Beide indicatoren over de vermogenspositie van huishoudens in dit deel van het dashboard hebben een dalende, groene, trend. De Gini-coëfficiënt voor vermogensongelijkheid ligt net als de Gini-coëfficiënt voor inkomensongelijkheid tussen 0 en 1. Ook hier geldt hoe dichter bij nul, hoe gelijker het vermogen verdeeld is. Deze Gini-coëfficiënt had in 2021 met 0,74 een relatief hoge waarde, maar de trend daalt. Dit hangt samen met de sterke stijging van de huizenprijzen, die de vermogensongelijkheid tussen huishoudens de afgelopen jaren verkleind heeft. Voor de lagere en middeninkomens vormt een koopwoning het belangrijkste vermogensbestanddeel. Bij rijkeren maken andere vermogensbestanddelen, die minder hard in waarde zijn gestegen, een groter deel van hun vermogen uit.

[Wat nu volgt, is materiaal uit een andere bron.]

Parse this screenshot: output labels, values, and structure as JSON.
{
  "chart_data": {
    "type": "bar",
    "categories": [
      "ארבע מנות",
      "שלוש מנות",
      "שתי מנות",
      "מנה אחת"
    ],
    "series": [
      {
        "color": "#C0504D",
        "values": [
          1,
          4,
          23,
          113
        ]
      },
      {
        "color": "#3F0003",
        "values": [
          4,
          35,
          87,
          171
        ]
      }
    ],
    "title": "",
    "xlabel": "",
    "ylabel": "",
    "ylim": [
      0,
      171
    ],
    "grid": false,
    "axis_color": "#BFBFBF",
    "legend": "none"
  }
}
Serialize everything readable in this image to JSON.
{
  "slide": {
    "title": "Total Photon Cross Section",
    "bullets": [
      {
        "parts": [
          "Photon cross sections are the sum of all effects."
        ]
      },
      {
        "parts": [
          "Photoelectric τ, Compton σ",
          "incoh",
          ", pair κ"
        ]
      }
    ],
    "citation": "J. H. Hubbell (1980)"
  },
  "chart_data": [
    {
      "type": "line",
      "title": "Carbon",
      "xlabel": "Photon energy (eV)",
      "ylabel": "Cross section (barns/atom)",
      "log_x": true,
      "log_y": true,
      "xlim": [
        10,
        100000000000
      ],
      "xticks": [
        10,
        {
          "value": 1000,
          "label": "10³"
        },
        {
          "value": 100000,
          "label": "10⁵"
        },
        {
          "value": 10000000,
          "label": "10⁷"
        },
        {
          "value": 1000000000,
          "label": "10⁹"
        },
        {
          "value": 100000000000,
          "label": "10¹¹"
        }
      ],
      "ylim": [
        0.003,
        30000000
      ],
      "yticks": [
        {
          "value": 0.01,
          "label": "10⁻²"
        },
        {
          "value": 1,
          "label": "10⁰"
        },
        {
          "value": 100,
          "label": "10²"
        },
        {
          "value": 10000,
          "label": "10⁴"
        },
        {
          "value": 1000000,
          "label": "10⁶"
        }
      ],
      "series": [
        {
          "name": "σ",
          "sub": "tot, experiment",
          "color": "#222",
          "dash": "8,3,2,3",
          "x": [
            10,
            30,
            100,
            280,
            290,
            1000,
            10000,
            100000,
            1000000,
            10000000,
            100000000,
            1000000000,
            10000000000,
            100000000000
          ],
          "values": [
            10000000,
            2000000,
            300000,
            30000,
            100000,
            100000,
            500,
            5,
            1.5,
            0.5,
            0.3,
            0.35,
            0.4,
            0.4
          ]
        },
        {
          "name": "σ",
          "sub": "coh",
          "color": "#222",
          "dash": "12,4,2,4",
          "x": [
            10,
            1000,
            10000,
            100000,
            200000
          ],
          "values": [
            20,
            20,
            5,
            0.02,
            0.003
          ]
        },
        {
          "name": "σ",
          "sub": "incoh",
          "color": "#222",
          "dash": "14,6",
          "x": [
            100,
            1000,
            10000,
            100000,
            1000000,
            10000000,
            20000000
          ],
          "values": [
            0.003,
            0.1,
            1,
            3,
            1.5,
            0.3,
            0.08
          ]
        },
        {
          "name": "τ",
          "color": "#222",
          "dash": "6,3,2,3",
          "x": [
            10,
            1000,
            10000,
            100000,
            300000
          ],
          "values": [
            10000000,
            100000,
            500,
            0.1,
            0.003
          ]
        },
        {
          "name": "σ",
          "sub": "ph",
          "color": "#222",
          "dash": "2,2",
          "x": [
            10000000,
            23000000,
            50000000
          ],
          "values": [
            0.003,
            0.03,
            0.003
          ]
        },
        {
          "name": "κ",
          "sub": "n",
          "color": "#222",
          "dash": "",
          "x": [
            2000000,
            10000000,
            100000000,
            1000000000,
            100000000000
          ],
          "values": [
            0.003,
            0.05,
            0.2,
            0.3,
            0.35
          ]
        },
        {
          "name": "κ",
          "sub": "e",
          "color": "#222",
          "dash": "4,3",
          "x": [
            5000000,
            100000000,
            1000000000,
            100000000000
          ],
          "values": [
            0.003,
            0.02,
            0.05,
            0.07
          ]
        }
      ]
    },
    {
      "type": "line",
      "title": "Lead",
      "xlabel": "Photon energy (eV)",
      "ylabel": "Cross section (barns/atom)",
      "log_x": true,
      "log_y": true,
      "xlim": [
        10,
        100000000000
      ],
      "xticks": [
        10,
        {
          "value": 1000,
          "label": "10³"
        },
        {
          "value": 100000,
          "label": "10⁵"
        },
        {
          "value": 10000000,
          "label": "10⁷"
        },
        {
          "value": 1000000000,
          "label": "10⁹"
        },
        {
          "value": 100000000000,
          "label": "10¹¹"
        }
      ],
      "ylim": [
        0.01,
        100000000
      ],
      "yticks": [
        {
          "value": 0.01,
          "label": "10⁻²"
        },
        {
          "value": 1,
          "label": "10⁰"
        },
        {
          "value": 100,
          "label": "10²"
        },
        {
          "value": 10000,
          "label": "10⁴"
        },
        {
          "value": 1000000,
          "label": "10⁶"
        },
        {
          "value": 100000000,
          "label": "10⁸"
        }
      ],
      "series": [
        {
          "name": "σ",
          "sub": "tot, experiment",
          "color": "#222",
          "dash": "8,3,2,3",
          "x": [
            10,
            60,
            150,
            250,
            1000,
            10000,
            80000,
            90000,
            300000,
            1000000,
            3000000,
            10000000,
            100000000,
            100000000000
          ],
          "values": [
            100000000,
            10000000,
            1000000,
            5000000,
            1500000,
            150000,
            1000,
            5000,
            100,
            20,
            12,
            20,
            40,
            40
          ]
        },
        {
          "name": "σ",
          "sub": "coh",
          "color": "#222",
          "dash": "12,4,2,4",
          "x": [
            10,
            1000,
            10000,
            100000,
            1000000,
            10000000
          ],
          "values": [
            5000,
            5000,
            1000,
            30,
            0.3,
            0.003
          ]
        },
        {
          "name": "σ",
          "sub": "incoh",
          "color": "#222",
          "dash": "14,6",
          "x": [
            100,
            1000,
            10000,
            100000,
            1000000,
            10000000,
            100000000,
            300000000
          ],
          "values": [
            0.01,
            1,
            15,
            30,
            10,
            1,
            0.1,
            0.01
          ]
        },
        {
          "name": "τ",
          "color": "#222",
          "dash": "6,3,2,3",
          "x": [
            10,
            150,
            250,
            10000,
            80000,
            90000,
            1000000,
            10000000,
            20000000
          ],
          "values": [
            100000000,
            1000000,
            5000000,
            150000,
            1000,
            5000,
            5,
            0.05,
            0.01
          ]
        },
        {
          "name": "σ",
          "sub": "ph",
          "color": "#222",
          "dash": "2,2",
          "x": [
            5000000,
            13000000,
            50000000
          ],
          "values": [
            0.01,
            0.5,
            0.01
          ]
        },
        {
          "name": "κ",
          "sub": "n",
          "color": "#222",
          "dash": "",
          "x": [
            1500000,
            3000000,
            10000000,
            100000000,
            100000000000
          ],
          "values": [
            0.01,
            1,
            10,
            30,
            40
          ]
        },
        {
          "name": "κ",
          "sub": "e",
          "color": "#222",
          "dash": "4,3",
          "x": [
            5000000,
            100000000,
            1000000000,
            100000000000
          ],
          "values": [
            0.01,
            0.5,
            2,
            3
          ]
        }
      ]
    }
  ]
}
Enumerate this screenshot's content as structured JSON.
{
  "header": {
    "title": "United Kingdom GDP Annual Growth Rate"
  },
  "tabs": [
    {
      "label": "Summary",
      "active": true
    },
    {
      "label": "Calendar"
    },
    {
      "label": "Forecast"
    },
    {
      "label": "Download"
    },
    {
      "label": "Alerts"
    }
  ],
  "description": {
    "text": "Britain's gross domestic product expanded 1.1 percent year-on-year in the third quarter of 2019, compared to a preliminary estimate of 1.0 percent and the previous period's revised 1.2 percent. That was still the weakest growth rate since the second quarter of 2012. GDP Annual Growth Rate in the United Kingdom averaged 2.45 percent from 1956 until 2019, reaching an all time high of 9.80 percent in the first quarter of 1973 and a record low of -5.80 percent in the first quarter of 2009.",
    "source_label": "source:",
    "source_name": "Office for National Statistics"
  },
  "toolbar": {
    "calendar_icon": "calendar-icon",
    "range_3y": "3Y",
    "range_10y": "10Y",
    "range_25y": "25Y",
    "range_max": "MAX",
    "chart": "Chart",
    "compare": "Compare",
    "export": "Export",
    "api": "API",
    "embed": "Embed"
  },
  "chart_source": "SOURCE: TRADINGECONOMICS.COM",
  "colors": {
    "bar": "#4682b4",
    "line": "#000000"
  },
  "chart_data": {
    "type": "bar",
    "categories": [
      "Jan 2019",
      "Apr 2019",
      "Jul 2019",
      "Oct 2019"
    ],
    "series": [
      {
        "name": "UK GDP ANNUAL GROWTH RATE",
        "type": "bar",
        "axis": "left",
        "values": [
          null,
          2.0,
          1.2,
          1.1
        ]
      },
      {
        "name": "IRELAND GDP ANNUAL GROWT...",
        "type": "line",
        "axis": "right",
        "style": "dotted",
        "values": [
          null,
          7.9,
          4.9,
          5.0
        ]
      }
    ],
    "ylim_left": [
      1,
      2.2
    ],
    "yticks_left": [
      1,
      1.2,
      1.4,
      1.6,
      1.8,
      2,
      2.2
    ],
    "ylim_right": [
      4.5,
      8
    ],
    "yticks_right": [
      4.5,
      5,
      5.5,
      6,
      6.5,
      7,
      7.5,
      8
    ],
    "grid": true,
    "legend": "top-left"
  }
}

Gebruik betreft sociale interacties en deelname aan de samenleving via organisaties en verenigingen, waaronder vrijwilligerswerk. Drie van de vier trends kleuren rood, maar Nederland heeft wel een positie bovenaan de kopgroep van de EU. Zeven van de tien Nederlanders hadden in 2022 één keer per week of vaker contact met familieleden, vrienden of buren (71,6 procent). Bij het bepalen van de internationale positie zijn hier net iets andere cijfers gebruikt: die over contact met familie, vrienden of collega's. Daarnaast waren vier op de tien minstens een keer per maand actief bij activiteiten van een vereniging (41,2 procent) en verrichte 41,2 procent het afgelopen jaar (georganiseerd) vrijwilligerswerk. Naast hulp van binnen het eigen huishouden, is het kunnen rekenen op hulp van buiten het eigen huishouden belangrijk. Een op de drie Nederlanders (36,0 procent) verleende in 2022 in de afgelopen vier weken in hun vrije tijd onbetaalde hulp aan anderen buiten het eigen huishouden, zoals aan zieken, buren, familie, vrienden en bekenden; dit aandeel heeft een stabiele trend.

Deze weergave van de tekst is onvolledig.